Dat Urdôl Ur het ook kan ook zonder al te veel te vertrouwen op synths/middeleeuwse instrumenten, bewijst het op het bijzonder sfeervolle The Darkened Pass (In The Shadows Of Thozzt Dogor). In eerste instantie zijn het zinderende tremolo-riffs die het nummer vormgeven, weliswaar hier en daar begeleid door synthgeluiden, al zijn die hier duidelijk minder prominent (eerder ondersteunend) dan op de voorgaande nummers. De melodische thema’s bij Urdôl Ur zijn altijd fundamenteel en volmaakt afgewerkt, zo ook op The Darkened Pass (In The Shadows Of Thozzt Dogor). Urdôl Ur bouwt zijn nummers telkens op rond de afwisseling tussen deze motieven, en dat is een opvallende sterkte. De meeste bands ontberen de compositorische vaardigheden en muzikale creativiteit om zoveel verschillende melodieën te verwerken in hun nummers. Het is iets dat mijns inziens enkel gegeven is aan een select groepje artiesten. Om dit uitzonderlijke talent nog wat duidelijker in de verf te zetten wil ik het hier toch even meer in detail analyseren (jammer genoeg is er geen YouTube video beschikbaar voor dit nummer, dus je zal het album moeten aanschaffen om de timing hieronder te kunnen volgen. Wat ik eigenlijk wel kan aanraden!): thema één is de gelaagde tremolo-riff waarmee het nummer start, thema twee een leadmelodie die hierop invalt, vanaf 0:33. Akoestische gitaar is verantwoordelijk voor het stilistisch verfijnde en intieme derde motief (te horen vanaf 1:54), waarna de eerste twee terug invallen.
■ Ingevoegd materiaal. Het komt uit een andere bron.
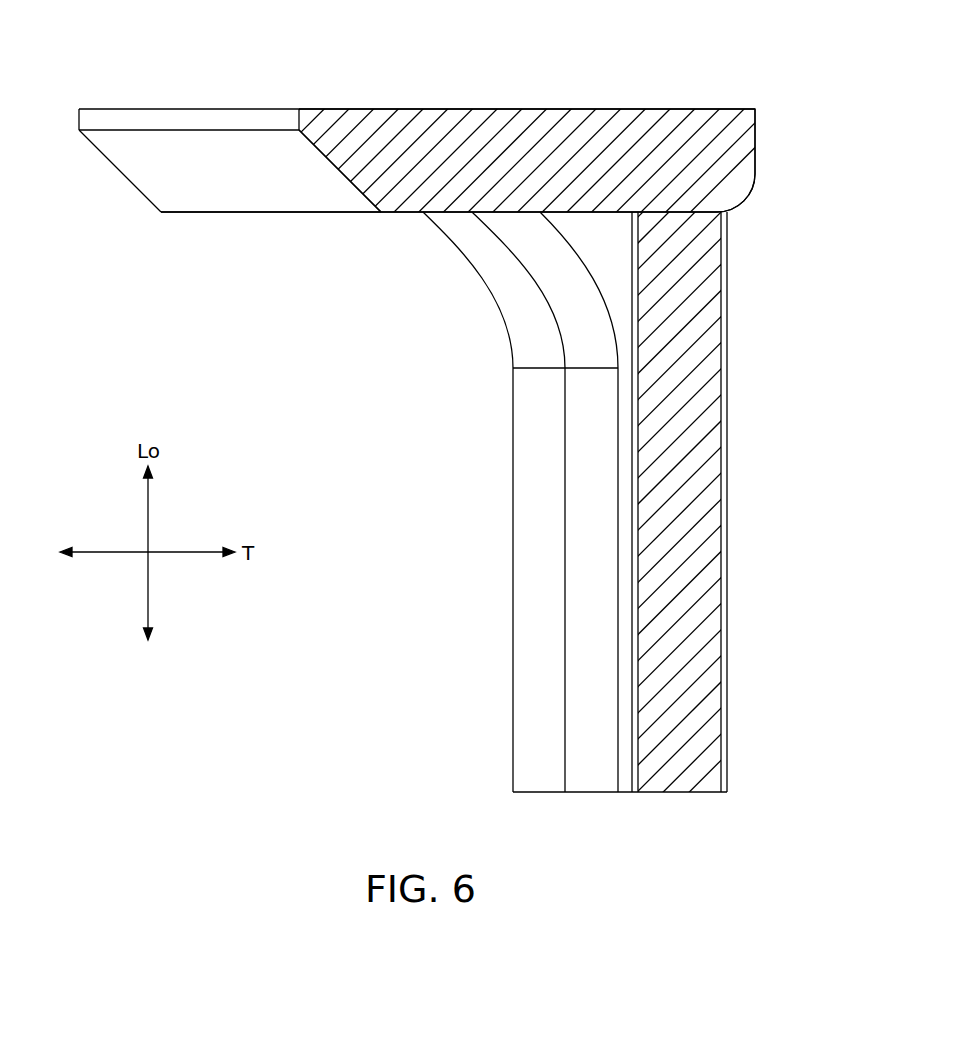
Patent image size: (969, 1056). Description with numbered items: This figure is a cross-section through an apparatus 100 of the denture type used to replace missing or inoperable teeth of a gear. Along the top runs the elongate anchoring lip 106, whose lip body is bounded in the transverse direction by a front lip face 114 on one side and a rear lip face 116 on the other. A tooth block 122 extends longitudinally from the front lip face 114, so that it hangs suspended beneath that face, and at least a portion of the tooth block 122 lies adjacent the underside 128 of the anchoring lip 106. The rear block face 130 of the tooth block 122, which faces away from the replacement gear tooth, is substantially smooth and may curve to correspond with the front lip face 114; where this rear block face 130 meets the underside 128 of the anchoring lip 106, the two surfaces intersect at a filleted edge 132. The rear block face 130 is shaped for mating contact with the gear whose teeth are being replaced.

The apparatus 100 is at (775, 68).
The anchoring lip 106 is at (357, 98).
The front lip face 114 is at (757, 140).
The rear lip face 116 is at (118, 172).
The tooth block 122 is at (741, 673).
The underside 128 is at (255, 214).
The rear block face 130 is at (512, 603).
The filleted edge 132 is at (410, 335).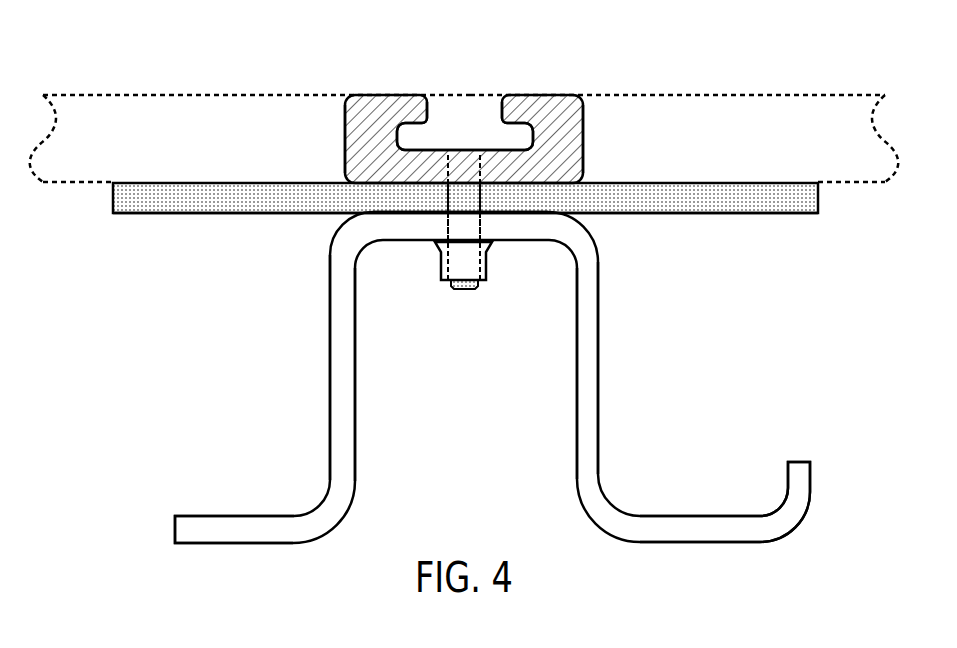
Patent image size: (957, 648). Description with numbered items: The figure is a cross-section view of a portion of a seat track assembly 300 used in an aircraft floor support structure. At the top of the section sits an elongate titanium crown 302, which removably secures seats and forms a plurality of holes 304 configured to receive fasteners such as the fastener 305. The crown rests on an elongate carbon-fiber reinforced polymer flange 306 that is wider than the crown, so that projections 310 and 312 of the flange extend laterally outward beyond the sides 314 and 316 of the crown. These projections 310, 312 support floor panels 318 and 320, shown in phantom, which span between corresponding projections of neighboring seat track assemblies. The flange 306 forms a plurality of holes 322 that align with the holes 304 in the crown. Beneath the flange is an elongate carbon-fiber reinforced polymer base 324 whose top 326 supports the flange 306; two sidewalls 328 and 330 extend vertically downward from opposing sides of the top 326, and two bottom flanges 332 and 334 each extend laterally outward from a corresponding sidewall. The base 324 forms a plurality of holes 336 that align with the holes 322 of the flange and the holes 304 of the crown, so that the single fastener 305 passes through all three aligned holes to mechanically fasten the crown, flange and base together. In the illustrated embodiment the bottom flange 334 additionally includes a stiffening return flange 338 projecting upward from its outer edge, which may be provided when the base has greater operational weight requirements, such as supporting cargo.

The seat track assembly 300 is at (145, 43).
The elongate titanium crown 302 is at (394, 95).
The holes 304 is at (472, 148).
The fastener 305 is at (460, 293).
The elongate CFRP flange 306 is at (112, 197).
The projection 310 is at (222, 216).
The projection 312 is at (701, 215).
The side 314 is at (343, 139).
The side 316 is at (587, 139).
The floor panel 318 is at (247, 95).
The floor panel 320 is at (763, 95).
The holes 322 is at (446, 200).
The elongate CFRP base 324 is at (578, 418).
The top 326 is at (519, 206).
The sidewall 328 is at (327, 390).
The sidewall 330 is at (602, 348).
The bottom flange 332 is at (250, 543).
The bottom flange 334 is at (707, 543).
The holes 336 is at (446, 225).
The stiffening return flange 338 is at (810, 502).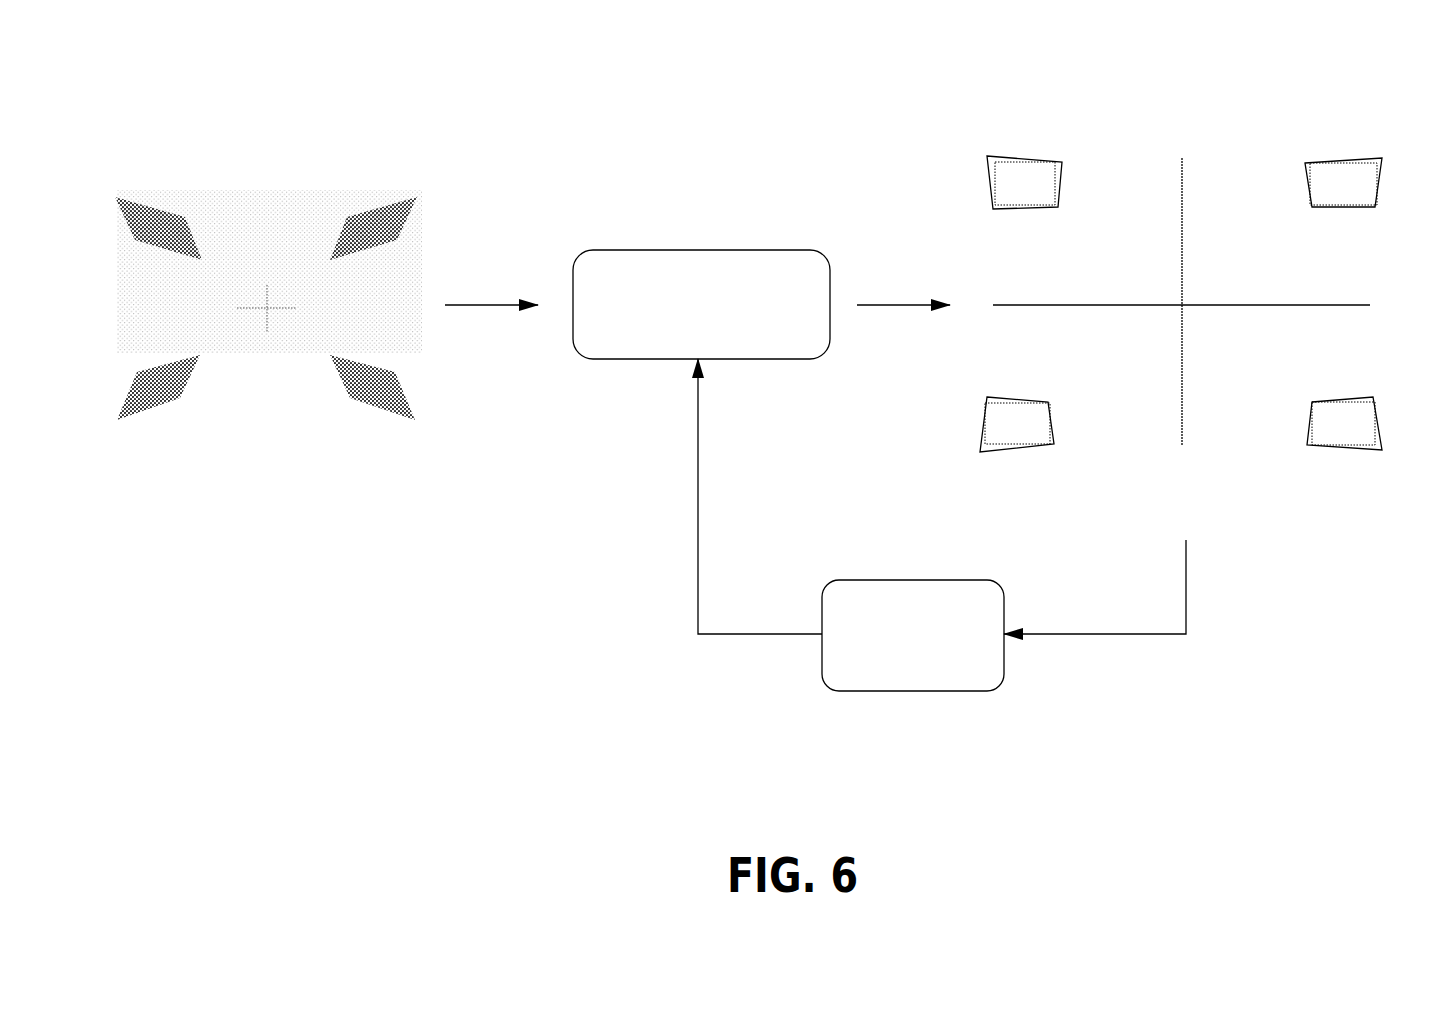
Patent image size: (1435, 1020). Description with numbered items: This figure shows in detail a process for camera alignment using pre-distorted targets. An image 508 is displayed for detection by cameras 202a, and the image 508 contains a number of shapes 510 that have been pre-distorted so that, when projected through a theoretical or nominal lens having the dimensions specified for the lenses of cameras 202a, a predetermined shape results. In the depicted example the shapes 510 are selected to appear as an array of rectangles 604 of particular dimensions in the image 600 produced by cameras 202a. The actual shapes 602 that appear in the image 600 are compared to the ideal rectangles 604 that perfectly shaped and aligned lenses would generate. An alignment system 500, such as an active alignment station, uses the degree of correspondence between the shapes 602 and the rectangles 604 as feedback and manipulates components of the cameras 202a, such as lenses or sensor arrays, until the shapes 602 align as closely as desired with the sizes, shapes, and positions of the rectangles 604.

The image 508 is at (342, 186).
The shapes 510 is at (181, 241).
The cameras 202a is at (680, 326).
The alignment system 500 is at (896, 670).
The image 600 is at (1160, 60).
The actual shapes 602 is at (998, 156).
The rectangles 604 is at (1025, 162).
Hierna komt thema drie terug in tremolo. Niet veel later krijgen we ook nog een gejaagd vierde gitaarmotief (3:30) te horen, dat eigenlijk als basis dient voor een vijfde op synths (4:02). Het zesde (op 4:44), een dreunende dungeon synth-achtige creatie, maakt deel uit van het rustige middenstuk en wordt al snel gecombineerd met een zevende (op 5:16), een typisch middeleeuwse polyfonie die lang wordt uitgesponnen. De mooiste melodie is echter zonder twijfel de achtste: een ingetogen stukje sentiment op piano (vanaf 6:20). Hierna komen enkele vorige thema’s nog terug en doorheen het nummer wordt er ook continu gemuteerd en gepermuteerd met het muzikaal ideeëngoed dat als honing uit de artistieke bijenkorf van Urdôl Ur lijkt te stromen. Het laatste, negende (!) thema zorgt helemaal op het einde nog voor een epische noot.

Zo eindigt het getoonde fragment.